Tuesday, March 10, 2015

#FreeMaxB: Why the Streets Love Max B via @ComplexMusic @ComplexMag



“Max leave the streets? Please, they don’t need that.”
I used to hate Max B once upon a time. I was one of those “that’s not real hip-hop blah blah blah blah.” I didn’t think he was a good rapper, and arguably, he isn’t. I’m willing to admit that. It doesn’t matter, though, because I love him now. I started fucking with Wavy Crockett around the time of his incarceration. That saying “you don't know what you've got till it's gone” applies here. I felt like such an uppity lame when I first heard “I Never Wanna Go Back.”
The pain in his voice gave me chills; it still does. Charly Wingate was fresh off a seven-year bid when he linked up with Jim Jones. Biggavel wrote a bunch of songs for Jimmy and his Byrd Gang collective, most notably “We Fly High.” It’s hard to believe he was able to produce so much music in such a short period of time. Between 2006 and 2009, Max was one of the most prolific artists the rap game had ever seen. Hundreds of songs and about 20 mixtapes flooded the streets. Most of the music is sonically horrible because the tracks aren’t mixed right, leading to a low-quality product. But like always, the streets make due, and the streets recognize talent when they see it.
Max was more about a feeling. He was the East Coast’s Nate Dogg, a ghetto harmonizer with an ability to pen incredible hooks. Blasphemous? Whatever. The streets have and always will love the Boss Don Biggavel. It really doesn’t matter how you feel about it. He represented the struggle. We love to floss because we never had shit growing up. For better or worse, we looked up to these tragic figures. There’s something poetic about watching someone who lived a life of crime ascend to great heights.
He was the East Coast’s Nate Dogg, a ghetto harmonizer with an ability to pen incredible hooks. Blasphemous? Whatever.
Max was one of us. And he was a game changer. He rode a beat like the Silver Surfer and then would float right into charismatic raps about his waviness. Like Roc Marciano once said: “In my opinion, he was the street version of what Drake is—the fans can have Drake, but the streets have Max.”
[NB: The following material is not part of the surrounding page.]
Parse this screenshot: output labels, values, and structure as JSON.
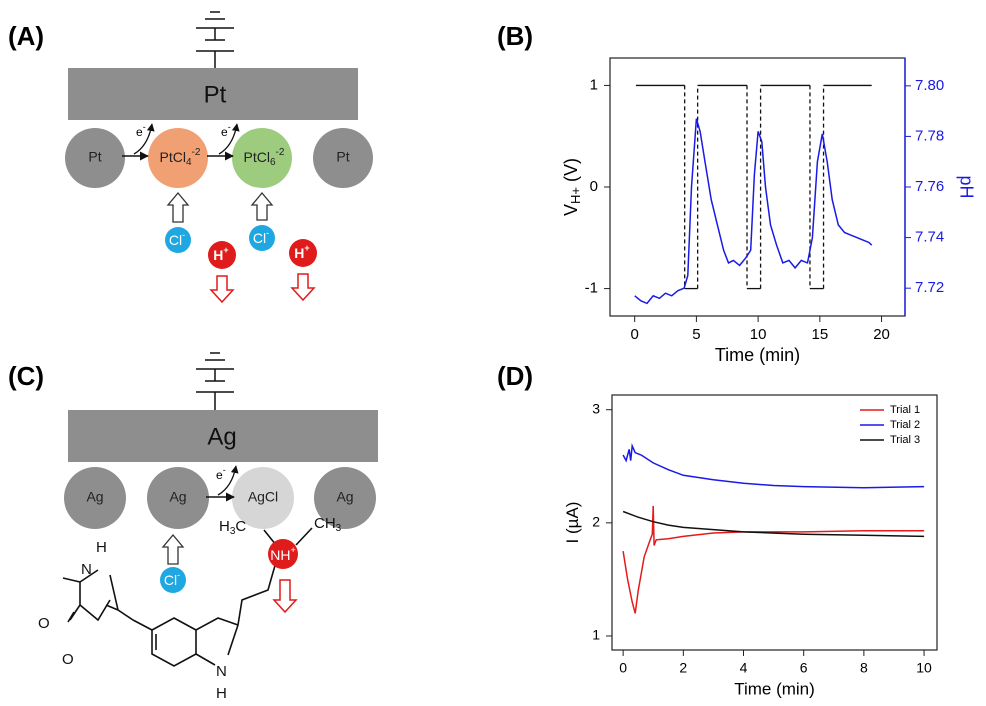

What makes him a star and hood legend is his personality. Not only was he flashy, he was witty. He invented the wave. His interviews were the best; Max was always good for a quote. Case in point? This Fader interview by Felipe Delerme (Part 1 and Part 2), in which he just lets Max ramble on about $2,000 wave packages, Grand Cru, and snacks for Beanie Sigel. Max was built for the Hollywood lifestyle. The time he and French tried to step to Jim Jones on Cocaine City still gets talked about on blocks and in barbershops across the Tri-state.
Lines like "'Every 10 years niggas like you pop up, you a blast from the past/Your music feel good like waking up, scratching your ass'" are still as funny now as they were when he first released “De La Soul.” He and Pete Rock made Jim Jones’ “G’s Up” a classic record, and if you still want to front on the wave, listen to that track and try to be real with yourself for once. Rap is like wrestling, and Max was the baby-faced heel the streets needed.
The Silver Surfer was the bad guy you felt good rooting for. Even now with all the details of his case coming to light, people still scream, “Free Max B!” It’s hard to feel bad for someone who was involved in a robbery-murder, but, in my opinion, 75 years is a long time for someone who wasn’t physically at the scene of the crime. However, the law is the law, and all we can do is hope he can win an appeal and be out by 2016.
Until then, all the streets can do is keep the wave alive by playing his music and reminding people that he’s a legend. Free Da Wave.